What is LDaCA?

The Language Data Commons of Australia (LDaCA) is making nationally significant language data available for academic and non-academic use and providing a model for ensuring continued access with appropriate community control.

Australia is a massively multilingual country, in one of the world’s most linguistically diverse regions. Significant collections of this intangible cultural heritage have been amassed, including collections of Aboriginal and Torres Strait Islander languages, Australian Englishes, and regional languages of the Pacific, as well as collections important for cyber-security and for emergency communication. LDaCA is integrating this existing work into a national research infrastructure while also securing at-risk collections and improving access to under-utilised collections. LDaCA is thus ensuring that these invaluable resources will be available for analysis and reuse in the future, and that they will be managed in a culturally, ethically and legally appropriate manner guided by FAIR and CARE principles.

To accomplish these goals, LDaCA is:

  • Developing a comprehensive language data access policy framework

    LDaCA is establishing governance structures guided by FAIR and CARE principles which will ensure that the legal rights and ethical concerns of the providers of data are respected.
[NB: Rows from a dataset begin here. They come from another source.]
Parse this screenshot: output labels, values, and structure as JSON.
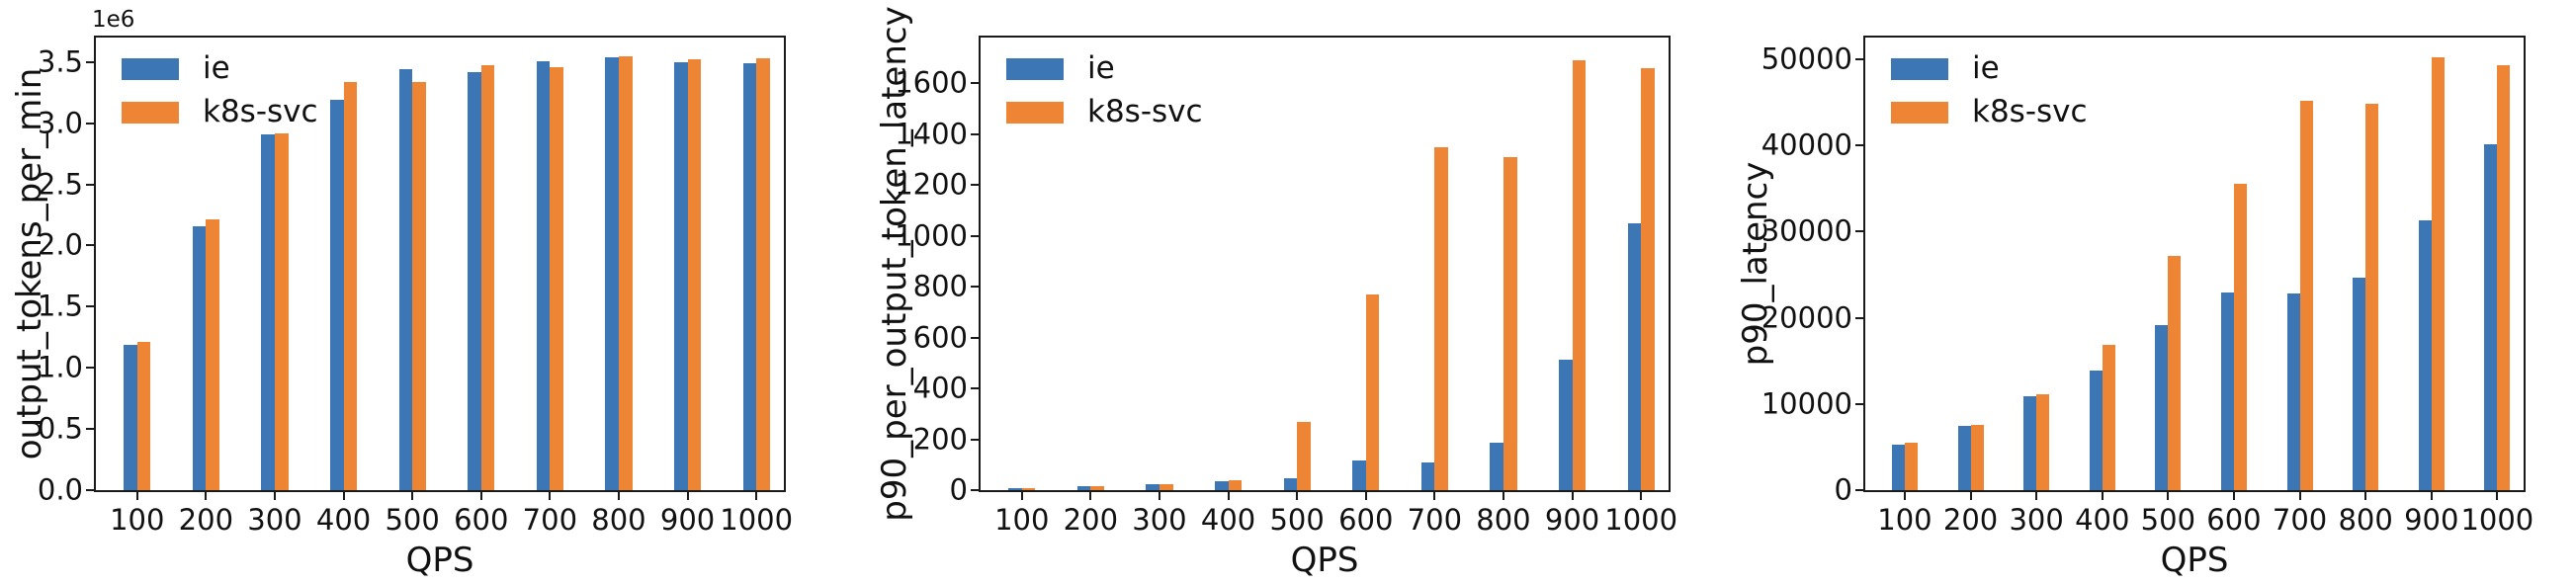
{
  "figure": {
    "background": "#ffffff",
    "axis_color": "#1a1a1a",
    "text_color": "#111111"
  },
  "palette": {
    "series": {
      "ie": "#3d76b4",
      "k8s-svc": "#ee8535"
    }
  },
  "legend": {
    "items": [
      "ie",
      "k8s-svc"
    ],
    "position": "upper left"
  },
  "chart_data": [
    {
      "type": "bar",
      "xlabel": "QPS",
      "ylabel": "output_tokens_per_min",
      "offset_text": "1e6",
      "grid": false,
      "legend_position": "upper left",
      "categories": [
        100,
        200,
        300,
        400,
        500,
        600,
        700,
        800,
        900,
        1000
      ],
      "series": [
        {
          "name": "ie",
          "values": [
            1190000,
            2160000,
            2910000,
            3190000,
            3440000,
            3420000,
            3510000,
            3540000,
            3500000,
            3490000
          ]
        },
        {
          "name": "k8s-svc",
          "values": [
            1210000,
            2210000,
            2920000,
            3340000,
            3340000,
            3470000,
            3460000,
            3550000,
            3520000,
            3530000
          ]
        }
      ],
      "ylim": [
        0,
        3700000
      ],
      "yticks": [
        0,
        500000,
        1000000,
        1500000,
        2000000,
        2500000,
        3000000,
        3500000
      ],
      "ytick_labels": [
        "0.0",
        "0.5",
        "1.0",
        "1.5",
        "2.0",
        "2.5",
        "3.0",
        "3.5"
      ]
    },
    {
      "type": "bar",
      "xlabel": "QPS",
      "ylabel": "p90_per_output_token_latency",
      "grid": false,
      "legend_position": "upper left",
      "categories": [
        100,
        200,
        300,
        400,
        500,
        600,
        700,
        800,
        900,
        1000
      ],
      "series": [
        {
          "name": "ie",
          "values": [
            8,
            16,
            24,
            34,
            48,
            118,
            108,
            185,
            515,
            1050
          ]
        },
        {
          "name": "k8s-svc",
          "values": [
            9,
            17,
            25,
            40,
            270,
            770,
            1350,
            1310,
            1690,
            1660
          ]
        }
      ],
      "ylim": [
        0,
        1780
      ],
      "yticks": [
        0,
        200,
        400,
        600,
        800,
        1000,
        1200,
        1400,
        1600
      ],
      "ytick_labels": [
        "0",
        "200",
        "400",
        "600",
        "800",
        "1000",
        "1200",
        "1400",
        "1600"
      ]
    },
    {
      "type": "bar",
      "xlabel": "QPS",
      "ylabel": "p90_latency",
      "grid": false,
      "legend_position": "upper left",
      "categories": [
        100,
        200,
        300,
        400,
        500,
        600,
        700,
        800,
        900,
        1000
      ],
      "series": [
        {
          "name": "ie",
          "values": [
            5300,
            7400,
            10900,
            13900,
            19200,
            22900,
            22800,
            24600,
            31300,
            40100
          ]
        },
        {
          "name": "k8s-svc",
          "values": [
            5450,
            7600,
            11100,
            16800,
            27200,
            35500,
            45200,
            44800,
            50200,
            49300
          ]
        }
      ],
      "ylim": [
        0,
        52500
      ],
      "yticks": [
        0,
        10000,
        20000,
        30000,
        40000,
        50000
      ],
      "ytick_labels": [
        "0",
        "10000",
        "20000",
        "30000",
        "40000",
        "50000"
      ]
    }
  ]
}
  • Developing shared technical infrastructure and standards across institutions

    LDaCA is building technical capabilities based on best-practice international standards for sustainable data management. High-quality description of data is a foundation of this approach as it enables reuse of data in the future.
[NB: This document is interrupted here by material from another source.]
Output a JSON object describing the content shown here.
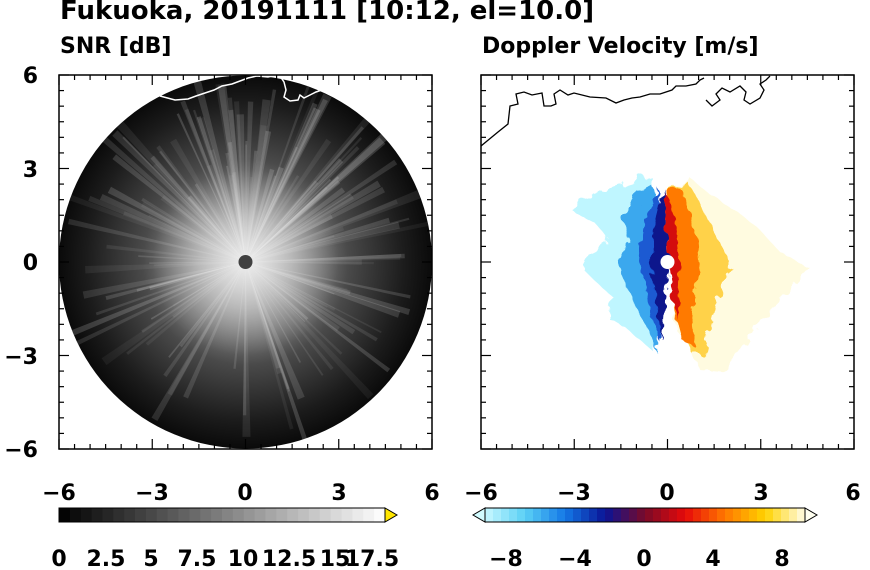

  • Building a sustainable long-term repository for curating language data collections of national significance

    The technical infrastructure being built is designed to maximise the security of data in the face of inevitable continuing technological change. That infrastructure includes storing data within the life of the project and also working with partner institutions to find storage solutions which will be stable in the future.

  • Building portals for discovery and access of language data

    The online interfaces provided by LDaCA will make it easier for researchers and other users of language data to find the materials they need to support their work. Specific needs vary across user groups and therefore different portals are being built to assist different communities.

  • Making analytic tools available to a diverse research community

    Through the associated projects the Australian Text Analytics Platform (ATAP) and the Language Technology and Data Analysis Laboratory (LADAL), LDaCA is making tools for analysing text available to researchers across various disciplines and various skill levels.

  • Contributing to Australia’s emerging digital research culture

    As well as providing data and tools for working with that data, LDaCA assists researchers by offering training in digital research practices which can lead to improved accountability and a strengthened research culture.

The result will be an integrated national technical infrastructure to analyse language collections at scale which will open up the social and economic possibilities of Australia’s rich linguistic heritage. The project is building connections to other projects in the Humanities and Social Sciences and Indigenous Research Data Commons (HASS&I-RDC) and assisting in laying the foundation for the establishment of that broader Research Data Commons, as well as positioning Australia internationally as a leading contributor of language collections and digital infrastructure.